Several locations show enhanced IO, where Chl-a and diatoms are present in the water, especially at some coast lines, e.g. of Southern China, and between some islands, such as between the Philippines, between New Guinea and Australia, and further west in the sea gate between Sri Lanka and India. In most of these locations, the Chl-a content in the water is large, and diatoms are detected, except for the coast of Southern China, with large Chl-a but little diatom detections.

On the other hand, there is strong Chl-a occurrence in the Yellow Sea and East China Sea, but no IO is detected there and diatoms are not prominent there either.

Further to the qualitative comparison of the regional maps, some spatial correlation coefficients have been computed. For example, the areas between the islands as marked by three coloured boxes in Fig. 9 have been analysed. For IO and Chl-a, the correlation coefficients are r = 0.33, 0.31 and 0.38 for the yellow, red and blue areas, respectively. For IO and diatoms, the correlation coefficients are larger with r = 0.48, 0.47 and 0.62, respectively.

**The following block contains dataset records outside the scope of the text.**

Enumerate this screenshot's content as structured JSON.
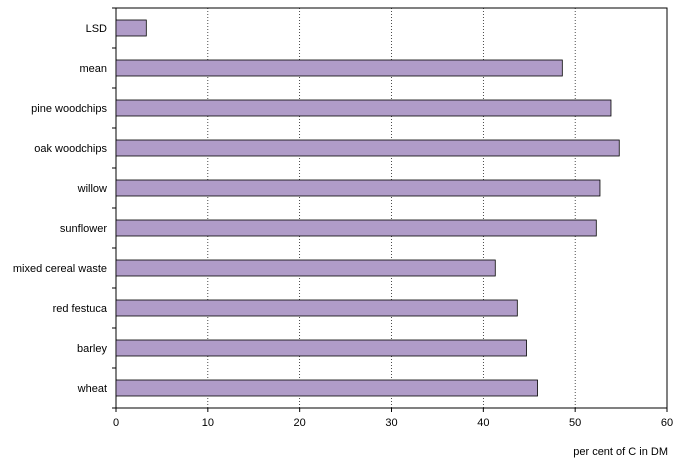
{
  "chart_data": {
    "type": "bar",
    "orientation": "horizontal",
    "title": "",
    "xlabel": "per cent of C in DM",
    "ylabel": "",
    "categories": [
      "LSD",
      "mean",
      "pine woodchips",
      "oak woodchips",
      "willow",
      "sunflower",
      "mixed cereal waste",
      "red festuca",
      "barley",
      "wheat"
    ],
    "values": [
      3.3,
      48.6,
      53.9,
      54.8,
      52.7,
      52.3,
      41.3,
      43.7,
      44.7,
      45.9
    ],
    "xlim": [
      0,
      60
    ],
    "xticks": [
      "0",
      "10",
      "20",
      "30",
      "40",
      "50",
      "60"
    ],
    "grid": "vertical dotted",
    "legend": "none",
    "colors": {
      "bar_fill": "#b09cc8",
      "bar_stroke": "#000000",
      "grid": "#000000",
      "frame": "#000000"
    }
  }
}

These results and observations are a further indication that there is no general one-to-one relationship between iodine compounds and all Chl-a producing biological species. If iodine species are biogenically produced, some differentiation amongst the emitting phytoplankton species is taking place which is strong enough that it becomes noticeable in the satellite measurements. In the selected regions, IO abundances correlate much better with the diatom distributions than with total Chl-a patterns, while the enhanced IO is not accompanied by strong diatom occurrence at the coast of South China. Consequently, although diatoms show a closer relation with IO in several locations than Chl-a, also diatoms are no safe indication for iodine emissions. Although the picture remains to some extent ambiguous, the spatial overview from satellite reveals many interesting regions with a spatial link between IO and the underlying biological situation.

8 Summary

The TIBAGS project has provided the opportunity to continue research on atmospheric iodine measured from space. Long-term data sets of IO observations from the SCIAMACHY instrument have been retrieved and investigated in order to increase our knowledge on spatial and temporal distributions and variations of atmospheric IO abundances. Largest amounts of IO have been detected in the Antarctic, and in the long-term data sets re-occurring IO maxima in the same regions each year have been found. Comparisons between IO and BrO above the South Polar Region show that besides the mutual appearance in Antarctic Spring, the spatial distribution as well as the temporal evolution differ in their details. Separate release pathways are most probably the reason for the differences.

In ocean areas around the South American and African continent, Chlorophyll-a concentrations in the ocean waters coincide with enhanced IO in several places but not in all. The spatial correlation between IO and Chl-a in some places suggests the importance of biological activity, while the missing one-to-one relationship indicates that other influencing factors are relevant for the release of iodine from the ocean. In the ocean areas of South-East Asia, correlations between IO and Chl-a as well as between IO and diatoms, a specific phytoplankton species known to emit iodine precursor substances, have been investigated. Spatial correlation coefficients between IO and diatom abundances are larger than between IO and total Chl-a, supporting the laboratory result that iodine release is to some extent dependent on the prevalent phytoplankton species. Closer investigations in ocean areas are needed to further improve our understanding on iodine release. Efforts should include field studies on local air composition and measurements of gaseous compounds as well as phytoplankton species in the ocean waters in addition to continuing long-term satellite observations.